Dalam konteks dinamika umat Islam sebagai pemegang saham terbesar, juga
terjadi dinamika yang kompleks dan panjang. Ada agenda setting besar untuk
memarginalkan posisi politik umat sejak awal kemerdekaan. Pada pemilu pertama
tahun 1955 agenda ini makin dimatangkan dengan berbasis suara politik Islam
yang ternyata lebih kecil dari suara politik partai-partai non Islam.
Polarisasi Islamis versus Nasionalis ditajamkan Orde Baru kemudian melembagakan
polarisasi ini dalam kebijakan fusi partai. Dan setting sejarah pun pernah
memosisikan Islam bukan sekadar di pinggiran tetapi sebagai antitesa negara.
Kebangkitan Gerakan dakwah sejak era 80-an bergerak dari posisi umat
Islam seperti ini. Alam pikiran aktivis diisi dengan persepsi Islam vis a vis
Negara, dan komunitas negara dalam persepsi itu direpresentasikan oleh unsur-unsur
Nasionalis-Sekuler. Kondisi ini ternyata (Hal
43) tidak berdiri sendiri. Di banyak negeri Muslim ada realitas
serupa. Sehingga mind-set besar Gerakan Islam adalah sebagai antitesa negara
dan sebagai antitesa dari kekuatan kaum Nasionalis-Sekuler.
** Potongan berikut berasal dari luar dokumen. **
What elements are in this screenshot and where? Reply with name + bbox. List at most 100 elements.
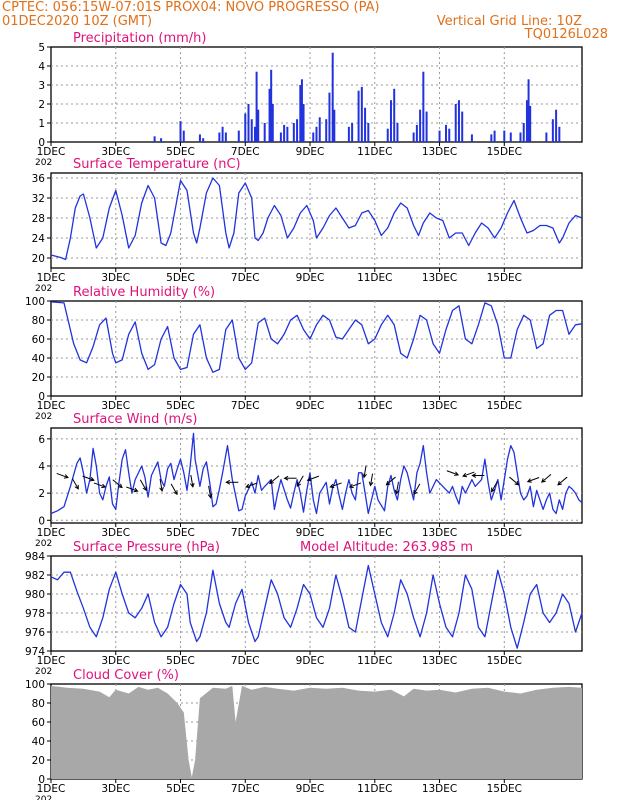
- wind-wind-arrow: [296, 475, 304, 487]
- precip-bar: [160, 138, 163, 142]
- header-model-code: TQ0126L028: [524, 27, 608, 42]
- temp-y-tick-label: 36: [32, 173, 46, 185]
- pressure-note: Model Altitude: 263.985 m: [300, 540, 473, 555]
- wind-wind-arrow: [541, 473, 552, 483]
- precip-bar: [283, 124, 286, 142]
- temp-x-tick-label: 13DEC: [422, 272, 457, 284]
- temp-y-tick-label: 24: [32, 233, 46, 245]
- wind-wind-arrow: [527, 477, 540, 483]
- precip-y-tick-label: 3: [38, 80, 45, 92]
- precip-bar: [454, 104, 457, 142]
- rh-frame: [50, 300, 583, 397]
- precip-x-tick-label: 11DEC: [357, 146, 392, 158]
- wind-wind-arrow-head: [491, 487, 496, 493]
- cloud-x-tick-label: 15DEC: [487, 783, 522, 795]
- wind-wind-arrow: [112, 479, 123, 488]
- pressure-title: Surface Pressure (hPa): [73, 540, 220, 555]
- cloud-x-tick-label: 7DEC: [231, 783, 260, 795]
- precip-bar: [244, 113, 247, 142]
- wind-x-tick-label: 3DEC: [101, 527, 130, 539]
- precip-x-tick-label: 9DEC: [296, 146, 325, 158]
- precip-bar: [545, 132, 548, 142]
- pressure-y-tick-label: 982: [25, 570, 45, 582]
- precip-bar: [364, 107, 367, 142]
- temp-x-tick-label: 15DEC: [487, 272, 522, 284]
- pressure-y-tick-label: 974: [25, 646, 45, 658]
- wind-wind-arrow: [349, 482, 362, 488]
- rh-x-tick-label: 11DEC: [357, 400, 392, 412]
- precip-bar: [347, 126, 350, 142]
- wind-wind-arrow-head: [329, 483, 335, 489]
- pressure-x-tick-label: 7DEC: [231, 655, 260, 667]
- rh-series-line: [50, 301, 583, 373]
- cloud-year-label: 202: [35, 795, 52, 800]
- precip-bar: [325, 119, 328, 142]
- precip-bar: [415, 124, 418, 142]
- precip-bar: [296, 119, 299, 142]
- temp-x-tick-label: 5DEC: [166, 272, 195, 284]
- wind-wind-arrow-head: [133, 487, 139, 493]
- wind-wind-arrow-head: [306, 476, 312, 482]
- wind-wind-arrow-head: [462, 472, 468, 478]
- precip-bar: [490, 134, 493, 142]
- precip-bar: [425, 111, 428, 142]
- precip-bar: [457, 100, 460, 142]
- cloud-x-tick-label: 1DEC: [37, 783, 66, 795]
- wind-wind-arrow-head: [269, 479, 274, 485]
- pressure-y-tick-label: 984: [25, 551, 45, 563]
- wind-wind-arrow: [71, 478, 79, 490]
- precip-x-tick-label: 1DEC: [37, 146, 66, 158]
- precip-bar: [445, 124, 448, 142]
- wind-y-tick-label: 6: [38, 434, 45, 446]
- rh-y-tick-label: 60: [32, 334, 45, 346]
- cloud-area: [51, 685, 582, 779]
- header-station: CPTEC: 056:15W-07:01S PROX04: NOVO PROGR…: [2, 0, 380, 15]
- pressure-y-tick-label: 978: [25, 608, 45, 620]
- wind-wind-arrow: [370, 473, 374, 486]
- precip-bar: [419, 109, 422, 142]
- precip-bar: [461, 111, 464, 142]
- wind-wind-arrow: [491, 480, 498, 492]
- precip-bar: [299, 85, 302, 142]
- pressure-x-tick-label: 13DEC: [422, 655, 457, 667]
- precip-bar: [422, 71, 425, 142]
- wind-wind-arrow: [82, 475, 95, 481]
- wind-wind-arrow-head: [348, 483, 354, 489]
- pressure-x-tick-label: 3DEC: [101, 655, 130, 667]
- wind-wind-arrow-head: [385, 480, 391, 486]
- wind-wind-arrow-head: [471, 473, 477, 478]
- wind-wind-arrow: [395, 481, 399, 494]
- wind-wind-arrow: [462, 471, 475, 477]
- cloud-y-tick-label: 40: [32, 736, 45, 748]
- precip-bar: [509, 132, 512, 142]
- precip-x-tick-label: 7DEC: [231, 146, 260, 158]
- precip-bar: [250, 119, 253, 142]
- precip-bar: [312, 132, 315, 142]
- pressure-frame: [50, 555, 583, 652]
- wind-wind-arrow: [330, 482, 342, 488]
- precip-bar: [153, 136, 156, 142]
- temp-x-tick-label: 7DEC: [231, 272, 260, 284]
- precip-y-tick-label: 5: [38, 42, 45, 54]
- wind-frame: [50, 427, 583, 524]
- precip-y-tick-label: 2: [38, 99, 45, 111]
- cloud-x-tick-label: 13DEC: [422, 783, 457, 795]
- precip-bar: [198, 134, 201, 142]
- precip-bar: [257, 109, 260, 142]
- rh-x-tick-label: 13DEC: [422, 400, 457, 412]
- precip-bar: [271, 104, 274, 142]
- wind-wind-arrow: [386, 476, 396, 486]
- temp-x-tick-label: 9DEC: [296, 272, 325, 284]
- pressure-y-tick-label: 976: [25, 627, 45, 639]
- wind-wind-arrow-head: [557, 480, 563, 486]
- wind-wind-arrow-head: [207, 493, 213, 499]
- precip-bar: [328, 92, 331, 142]
- precip-bar: [247, 104, 250, 142]
- cloud-x-tick-label: 11DEC: [357, 783, 392, 795]
- temp-y-tick-label: 20: [32, 253, 45, 265]
- wind-wind-arrow-head: [142, 486, 147, 492]
- pressure-x-tick-label: 15DEC: [487, 655, 522, 667]
- wind-wind-arrow-head: [394, 489, 400, 495]
- wind-wind-arrow-head: [89, 476, 95, 482]
- precip-bar: [292, 123, 295, 142]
Mind-set semacam
inilah yang mewarnai tafsir terhadap konsep pemikiran dan aksi dakwah serta
perjuangan politik banyak aktivis Gerakan Islam.
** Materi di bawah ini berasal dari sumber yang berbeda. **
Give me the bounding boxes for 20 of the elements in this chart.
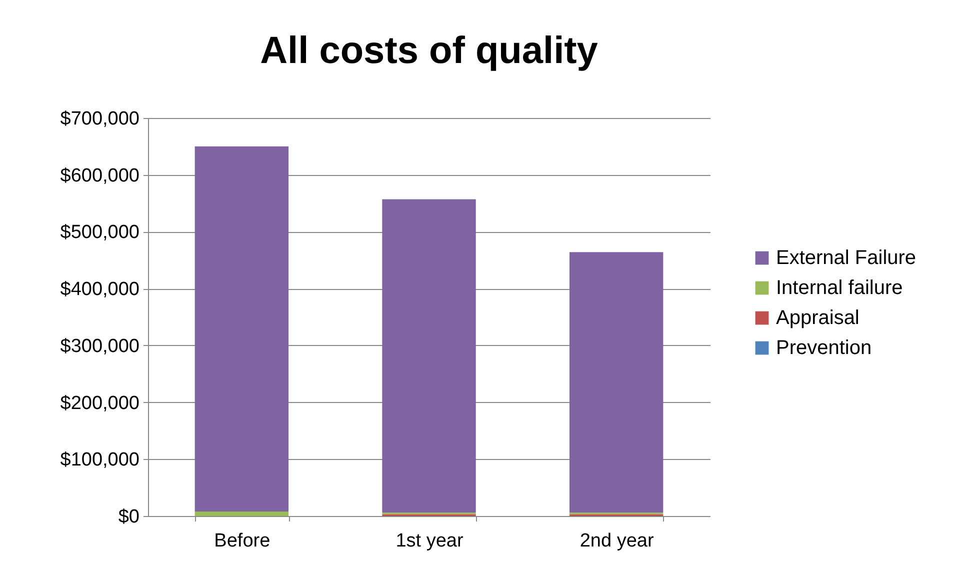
y-tick-label: $400,000 xyxy=(60,279,140,300)
bar xyxy=(194,511,288,516)
bar xyxy=(382,199,476,513)
x-tick-label: 1st year xyxy=(396,530,464,552)
chart-title: All costs of quality xyxy=(260,30,598,72)
y-tick-label: $300,000 xyxy=(60,336,140,357)
y-tick-label: $700,000 xyxy=(60,108,140,130)
y-tick-label: $200,000 xyxy=(60,392,140,414)
legend-label: External Failure xyxy=(776,247,916,269)
bar xyxy=(194,146,288,512)
y-tick-label: $600,000 xyxy=(60,165,140,186)
y-tick-label: $0 xyxy=(118,506,140,528)
x-tick-label: 2nd year xyxy=(580,530,654,552)
legend-label: Internal failure xyxy=(776,277,903,299)
y-tick-label: $100,000 xyxy=(60,450,140,471)
legend-label: Prevention xyxy=(776,337,872,359)
y-tick-label: $500,000 xyxy=(60,222,140,244)
legend-label: Appraisal xyxy=(776,307,860,329)
bar xyxy=(570,252,664,513)
x-tick-label: Before xyxy=(214,530,270,552)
Ada satu rumus yang diajukan oleh Yusuf Qaradhawi, salah seorang tokoh
pemikir Gerakan Islam. Katanya, untuk bisa sukses dalam perjuangannya, Gerakan
Islam harus melakukan rekayasa sejarah. Maksudnya, Gerakan Islam tidak boleh
masuk dalam setting sejarah yang sudah dibuat dan disediakan sebelumnya. Karena
itu hanya perangkap dan jebakan yang akan terus mengkerdilkan Gerakan dakwah
dan posisi politik umat Islam.
Diantara rekayasa sejarah itu adalah mendekonstruksi polarisasi Islam
versus Nasionalis, Islam vis avis Negara, mendekonstruksi sebuah kotak
(perangkap) kecil yang bernama ‘Negara Islam’. Nah, Gerakan dakwah yang muncul
di era 80-an dan bertransformasi secara kelembagaan menjadi partai politik di
Indonesia saat ini, sedang melakukan hal itu.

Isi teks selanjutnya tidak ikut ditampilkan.